JM: Ray Liotta's a good one. I'm running out of Rays. Ray Berry. Raymond Berry.
DB: Ray Charles.
JM: I love Ray Charles.
DB: You went 19-10 as skipper of the '99 Anaheim Angels — can you believe you didn't get American League Interim Manager of the Year?
JM: It was a hard pill to swallow at that particular time. I did sulk a bit for the first month, through the [off-]season but then I thought of, "whatever I put out there (in karma) comes back to me."
DB: How close are you to eradicating assumptionism forever?
JM: Closer, we're actually getting closer at that.

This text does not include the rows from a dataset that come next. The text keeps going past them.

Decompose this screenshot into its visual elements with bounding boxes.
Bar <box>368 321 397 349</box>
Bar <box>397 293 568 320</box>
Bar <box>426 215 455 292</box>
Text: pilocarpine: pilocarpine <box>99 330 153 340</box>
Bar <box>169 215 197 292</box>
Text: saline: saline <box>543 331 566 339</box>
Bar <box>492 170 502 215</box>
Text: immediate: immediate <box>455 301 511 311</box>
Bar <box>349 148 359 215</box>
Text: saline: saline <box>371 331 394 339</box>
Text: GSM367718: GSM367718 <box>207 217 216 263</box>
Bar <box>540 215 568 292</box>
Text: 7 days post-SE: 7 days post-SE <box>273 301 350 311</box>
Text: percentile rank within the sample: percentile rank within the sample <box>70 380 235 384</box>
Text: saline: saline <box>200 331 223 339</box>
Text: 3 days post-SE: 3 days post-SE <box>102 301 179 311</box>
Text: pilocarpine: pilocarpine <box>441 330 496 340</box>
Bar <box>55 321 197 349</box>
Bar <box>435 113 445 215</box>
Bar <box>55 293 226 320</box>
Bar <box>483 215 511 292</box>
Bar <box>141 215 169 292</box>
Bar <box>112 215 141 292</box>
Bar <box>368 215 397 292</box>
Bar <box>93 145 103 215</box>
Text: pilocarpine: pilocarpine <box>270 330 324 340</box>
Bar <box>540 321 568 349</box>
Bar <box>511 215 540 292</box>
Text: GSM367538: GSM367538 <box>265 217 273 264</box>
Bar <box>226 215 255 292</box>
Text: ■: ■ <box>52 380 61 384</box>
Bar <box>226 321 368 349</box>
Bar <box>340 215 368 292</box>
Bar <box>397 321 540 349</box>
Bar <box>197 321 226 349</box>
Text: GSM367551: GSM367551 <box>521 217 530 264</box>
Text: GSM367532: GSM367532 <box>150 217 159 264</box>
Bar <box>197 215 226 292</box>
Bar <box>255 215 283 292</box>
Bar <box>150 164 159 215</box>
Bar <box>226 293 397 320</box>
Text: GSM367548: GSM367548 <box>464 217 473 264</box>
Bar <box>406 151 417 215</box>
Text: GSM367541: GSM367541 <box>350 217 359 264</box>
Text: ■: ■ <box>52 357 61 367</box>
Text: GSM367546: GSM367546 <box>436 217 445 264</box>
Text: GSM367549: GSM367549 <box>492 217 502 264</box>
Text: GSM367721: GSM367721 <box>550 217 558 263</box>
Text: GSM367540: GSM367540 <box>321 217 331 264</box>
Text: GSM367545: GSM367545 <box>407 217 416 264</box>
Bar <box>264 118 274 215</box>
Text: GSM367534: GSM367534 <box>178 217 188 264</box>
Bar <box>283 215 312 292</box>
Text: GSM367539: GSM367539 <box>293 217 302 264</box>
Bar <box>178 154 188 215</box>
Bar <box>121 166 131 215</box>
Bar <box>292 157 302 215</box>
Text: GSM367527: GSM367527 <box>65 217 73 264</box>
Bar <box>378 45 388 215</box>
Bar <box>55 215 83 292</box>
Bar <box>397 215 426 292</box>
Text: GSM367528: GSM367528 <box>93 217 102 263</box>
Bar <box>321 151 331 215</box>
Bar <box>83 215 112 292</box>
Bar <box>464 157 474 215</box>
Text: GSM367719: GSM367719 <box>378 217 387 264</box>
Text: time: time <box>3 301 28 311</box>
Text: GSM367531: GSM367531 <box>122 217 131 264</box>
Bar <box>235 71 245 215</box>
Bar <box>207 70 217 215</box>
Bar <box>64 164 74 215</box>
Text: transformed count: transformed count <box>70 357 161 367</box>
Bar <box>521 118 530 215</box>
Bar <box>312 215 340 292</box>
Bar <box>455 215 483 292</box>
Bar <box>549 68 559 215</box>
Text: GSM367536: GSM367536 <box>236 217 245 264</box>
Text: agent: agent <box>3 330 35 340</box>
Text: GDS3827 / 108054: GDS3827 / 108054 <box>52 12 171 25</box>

It's going to take another year or two.
DB: Do you get your glasses supplied through an endorsement, or do you have to go to the hardware store just like the rest of us?
JM: I buy them. I just bought two new pair.
DB: Does anyone corporate approach you and say, "Wear these"?
JM: My sunglasses, yes. Kaenon. I work through Kaenon with my sunglasses because they're prescription.
DB: What were you putting on your face when your (to-be) wife finally got you to wear prescription lenses?
JM: They were Walgreens/CVS and they were killing my vision on top of it.
DB: Contacts; will you wear them?
JM: No. Can't. Can't stand the thought of putting something on my eye like that.